Story-A-Day May – Stairs

        The whole place was like a horror movie or like something from Doctor Who. Furniture covered with sheets, streaky windows, tables furry with dust. Creaky sounds like something your over-enthusiastic neighbours would play on Hallowe’en. Mouse tracks. Wind whistling through the broken window upstairs.

The stairs.

The stairs were the worst. The whole house gave her the creeps but somehow the stairs were creepier than everything else. There was something so vulnerable about being in that space, like it would be easy to push someone down or to sneak behind them while they were going up. She even found stairs in her own house a bit off-putting so it was no wonder that the stairs here were even more distressing.

They were ordinary stairs, wooden, with a carpet trailing up the middle. In a different age, there would have been a runner of that knobbly plastic covering it, but instead, there were metal rods at the juncture where the riser met the step below. They rattled with each step she took and the sound did nothing to make her less creeped out. Neither did the cloud of dust that rose with each footfall. It had to have been years since anyone had taken a vacuum to the place, and she had no intention of being the one to do so.

If she had any sense she wouldn’t be here at all but she had to get her purse back. Of course, if she had any sense she wouldn’t have come out to the haunted house with Dana and the rest of the cheerleaders, and she probably would have left when Bill and the rest of the team showed up.
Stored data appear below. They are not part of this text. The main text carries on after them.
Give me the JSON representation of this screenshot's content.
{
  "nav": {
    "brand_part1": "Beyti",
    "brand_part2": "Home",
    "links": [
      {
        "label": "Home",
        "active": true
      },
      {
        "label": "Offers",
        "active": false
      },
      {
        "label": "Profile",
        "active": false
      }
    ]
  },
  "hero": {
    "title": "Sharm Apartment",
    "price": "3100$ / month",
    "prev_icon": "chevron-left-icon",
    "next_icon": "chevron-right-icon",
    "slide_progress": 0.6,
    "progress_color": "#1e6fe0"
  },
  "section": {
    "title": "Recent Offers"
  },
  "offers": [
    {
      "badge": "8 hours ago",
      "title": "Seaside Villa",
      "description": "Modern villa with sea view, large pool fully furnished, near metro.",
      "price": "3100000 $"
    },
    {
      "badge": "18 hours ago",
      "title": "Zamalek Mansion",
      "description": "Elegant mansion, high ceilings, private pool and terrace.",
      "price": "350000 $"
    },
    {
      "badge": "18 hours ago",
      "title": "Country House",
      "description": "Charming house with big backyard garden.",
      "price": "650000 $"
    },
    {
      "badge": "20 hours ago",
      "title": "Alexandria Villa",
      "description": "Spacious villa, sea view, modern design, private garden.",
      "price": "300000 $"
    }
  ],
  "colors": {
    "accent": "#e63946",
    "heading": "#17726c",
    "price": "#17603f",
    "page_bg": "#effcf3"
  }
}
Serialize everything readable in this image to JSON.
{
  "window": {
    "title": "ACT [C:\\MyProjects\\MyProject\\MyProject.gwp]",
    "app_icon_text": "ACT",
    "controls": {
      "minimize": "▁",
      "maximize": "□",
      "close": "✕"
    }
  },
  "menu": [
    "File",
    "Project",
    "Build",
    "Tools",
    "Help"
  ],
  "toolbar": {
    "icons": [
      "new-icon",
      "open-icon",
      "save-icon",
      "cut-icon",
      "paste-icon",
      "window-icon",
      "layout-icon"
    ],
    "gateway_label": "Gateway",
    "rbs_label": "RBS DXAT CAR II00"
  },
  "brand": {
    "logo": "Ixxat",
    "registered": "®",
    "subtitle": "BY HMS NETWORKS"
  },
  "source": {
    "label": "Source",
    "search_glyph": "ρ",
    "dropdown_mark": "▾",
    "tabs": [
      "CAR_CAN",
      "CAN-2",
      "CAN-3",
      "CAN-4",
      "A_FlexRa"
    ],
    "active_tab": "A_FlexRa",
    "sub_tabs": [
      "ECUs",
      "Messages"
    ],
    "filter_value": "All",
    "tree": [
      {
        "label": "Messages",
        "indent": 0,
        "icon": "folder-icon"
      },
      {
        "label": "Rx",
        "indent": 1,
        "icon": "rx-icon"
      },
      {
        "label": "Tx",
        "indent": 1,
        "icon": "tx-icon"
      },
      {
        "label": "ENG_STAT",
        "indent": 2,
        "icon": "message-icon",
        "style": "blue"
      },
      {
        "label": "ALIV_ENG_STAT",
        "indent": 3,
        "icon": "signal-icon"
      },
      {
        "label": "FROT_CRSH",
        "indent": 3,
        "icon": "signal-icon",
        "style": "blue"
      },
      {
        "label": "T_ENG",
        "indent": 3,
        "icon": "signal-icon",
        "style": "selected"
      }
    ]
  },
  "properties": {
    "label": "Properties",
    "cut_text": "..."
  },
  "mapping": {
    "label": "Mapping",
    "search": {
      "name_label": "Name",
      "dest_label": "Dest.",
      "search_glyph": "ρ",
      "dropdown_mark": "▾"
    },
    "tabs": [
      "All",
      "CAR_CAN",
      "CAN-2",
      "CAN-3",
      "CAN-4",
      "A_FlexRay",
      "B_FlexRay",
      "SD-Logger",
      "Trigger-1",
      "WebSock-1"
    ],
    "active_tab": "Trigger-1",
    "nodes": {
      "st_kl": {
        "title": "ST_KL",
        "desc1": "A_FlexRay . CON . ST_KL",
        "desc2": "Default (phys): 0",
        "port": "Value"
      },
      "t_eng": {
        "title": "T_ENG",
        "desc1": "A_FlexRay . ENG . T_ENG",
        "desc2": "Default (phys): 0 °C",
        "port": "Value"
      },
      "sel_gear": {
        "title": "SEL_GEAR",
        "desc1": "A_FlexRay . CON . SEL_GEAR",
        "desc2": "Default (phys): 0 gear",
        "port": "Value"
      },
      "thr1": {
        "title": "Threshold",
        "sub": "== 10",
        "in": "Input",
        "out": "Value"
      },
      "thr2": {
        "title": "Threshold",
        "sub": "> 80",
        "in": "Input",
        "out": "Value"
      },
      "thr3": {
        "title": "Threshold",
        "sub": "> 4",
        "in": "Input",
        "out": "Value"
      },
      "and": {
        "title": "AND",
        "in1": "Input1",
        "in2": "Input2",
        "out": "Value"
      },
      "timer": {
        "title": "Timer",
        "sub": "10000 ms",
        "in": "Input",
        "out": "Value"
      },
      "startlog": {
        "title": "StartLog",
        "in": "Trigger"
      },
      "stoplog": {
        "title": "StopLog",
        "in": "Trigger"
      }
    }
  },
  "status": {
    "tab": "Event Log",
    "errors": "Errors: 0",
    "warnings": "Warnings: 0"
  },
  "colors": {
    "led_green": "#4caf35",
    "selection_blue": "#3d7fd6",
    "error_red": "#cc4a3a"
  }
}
And if she had any sense, she would never have given Bill a hard time about not wanting to go inside. And she definitely would not have clucked like a chicken when he refused.

If she had done any of those things, he might not have picked up her purse and flung it through the upstairs window. And if she hadn’t made such a big deal about him being a chicken, then he might have cut her some slack, but she hadn’t and he didn’t and now she was trudging up the dusty steps, eating her heart every time it shot up into her throat.

Every step took an eternity, she was a living example of slow motion, the sound of her own breath rattled in her ears, she worried about peeing in her new GAP jeans. She wasn’t backing down though, she wasn’t giving Bill the satisfaction of being able to call her a chicken. And if that wasn’t motivation enough, her car keys were in that purse and it was a long, long walk to her house. Especially if she had to walk it alone.

The room housing her purse was at the front of the house, to the right at the top of the stairs. Maybe 25 feet away. She could do this. She could totally do this.

*****

The purse was sitting on the floor in the middle of the room, light streaming in from moon outside highlighted the clear spot in the dust where it had landed. She bent down to pick it up. A shadow crossed in front of the window.

They could hear her scream from outside.